Factor in Goldman’s political connections—two of the firm’s past four leaders have served as Treasury secretaries, while another source tells me about a G-7 meeting where he counted 24 to 28 out of 32 finance officials in attendance as ex-Goldman men—and you get conspiracy theories on steroids. “this firm is pure evil” is a typical comment whenever a story about Goldman is posted on the Internet, which is almost every day now.

Goldman gets that it has a problem; people there are deeply bothered by the outcry. “There is an embattled feeling around the place,” says someone who knows the firm well. This is magnified, perhaps, because there has always been a whiff of sanctimony about the firm. It not only wants to make money; it wants to be seen as a force for good. Blankfein’s now infamous comment to a reporter at the London Sunday Times that he was doing “God’s work” was meant as a joke, but there was a ring of unintentional truth to it.

Goldman executives believe they have a public-relations problem, not a substantive one. When the firm had tarp money, there was a ban on using the corporate box at Yankee Stadium, and last fall Blankfein went on a charm offensive that showcased his humble roots to the press.

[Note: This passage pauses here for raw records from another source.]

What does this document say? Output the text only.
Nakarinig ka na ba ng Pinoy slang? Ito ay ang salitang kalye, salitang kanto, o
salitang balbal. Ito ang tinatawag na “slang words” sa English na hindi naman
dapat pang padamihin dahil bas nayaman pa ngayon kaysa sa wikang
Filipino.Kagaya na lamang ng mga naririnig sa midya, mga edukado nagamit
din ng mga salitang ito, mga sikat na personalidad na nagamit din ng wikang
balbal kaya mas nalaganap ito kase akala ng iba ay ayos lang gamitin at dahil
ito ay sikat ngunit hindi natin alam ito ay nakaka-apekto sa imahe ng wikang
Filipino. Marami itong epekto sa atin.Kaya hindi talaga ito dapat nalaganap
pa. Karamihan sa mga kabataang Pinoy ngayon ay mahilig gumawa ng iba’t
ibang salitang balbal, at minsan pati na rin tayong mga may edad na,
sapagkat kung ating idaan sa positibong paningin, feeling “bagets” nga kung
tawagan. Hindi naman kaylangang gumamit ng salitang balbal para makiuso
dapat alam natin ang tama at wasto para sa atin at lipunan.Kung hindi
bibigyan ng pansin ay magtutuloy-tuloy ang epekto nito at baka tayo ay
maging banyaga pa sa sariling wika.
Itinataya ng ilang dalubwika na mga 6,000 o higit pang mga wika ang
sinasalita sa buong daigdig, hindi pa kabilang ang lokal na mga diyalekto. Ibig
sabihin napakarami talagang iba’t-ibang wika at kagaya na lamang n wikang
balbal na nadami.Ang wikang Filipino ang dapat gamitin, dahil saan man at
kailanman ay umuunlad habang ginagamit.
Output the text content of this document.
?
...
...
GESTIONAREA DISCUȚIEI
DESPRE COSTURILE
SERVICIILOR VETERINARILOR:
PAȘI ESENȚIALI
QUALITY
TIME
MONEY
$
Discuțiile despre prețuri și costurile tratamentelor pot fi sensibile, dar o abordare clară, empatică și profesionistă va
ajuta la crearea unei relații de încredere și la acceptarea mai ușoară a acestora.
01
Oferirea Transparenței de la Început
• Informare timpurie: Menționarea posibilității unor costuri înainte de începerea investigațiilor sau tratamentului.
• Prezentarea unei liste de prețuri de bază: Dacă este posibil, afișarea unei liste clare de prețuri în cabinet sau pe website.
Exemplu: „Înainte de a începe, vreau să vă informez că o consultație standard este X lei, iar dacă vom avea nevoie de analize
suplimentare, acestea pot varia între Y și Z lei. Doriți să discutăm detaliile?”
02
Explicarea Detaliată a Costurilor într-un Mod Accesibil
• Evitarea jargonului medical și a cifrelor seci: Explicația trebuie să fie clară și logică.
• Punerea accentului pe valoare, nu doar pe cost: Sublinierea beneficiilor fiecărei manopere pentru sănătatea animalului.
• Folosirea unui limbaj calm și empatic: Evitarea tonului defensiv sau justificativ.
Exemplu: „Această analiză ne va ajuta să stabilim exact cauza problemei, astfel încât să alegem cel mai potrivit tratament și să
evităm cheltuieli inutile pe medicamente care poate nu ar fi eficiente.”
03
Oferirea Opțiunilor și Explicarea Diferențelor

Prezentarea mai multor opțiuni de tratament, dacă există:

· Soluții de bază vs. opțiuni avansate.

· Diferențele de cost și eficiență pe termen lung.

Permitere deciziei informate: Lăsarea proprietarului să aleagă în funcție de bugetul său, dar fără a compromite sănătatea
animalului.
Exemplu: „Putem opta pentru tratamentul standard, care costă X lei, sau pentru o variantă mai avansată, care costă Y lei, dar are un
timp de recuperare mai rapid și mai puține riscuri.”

What Goldman doesn’t get is that all the murk about the ways it has benefited from public money taps into a deep fear that has long existed among those who think they know Goldman all too well. It’s a fear that, as one person puts it, Goldman’s “skill set” is “walking between the raindrops over and over again and getting away with it.” It is a fear that Goldman has the game rigged, even if no one can ever prove how, not just because of its political connections but also because of its immense size and power. And it is a belief that despite all the happy talk about clients and culture (and, boy, is there a lot of that) the Goldman of today cares about one thing and one thing only: making money for itself. Says one high-level Wall Street executive, “Why do you have a business? Because you have a customer. You have to make an appropriate profit. But is it possible that Goldman has changed from a firm that had customers to a company that is just smart as shit and makes a shitload of money?”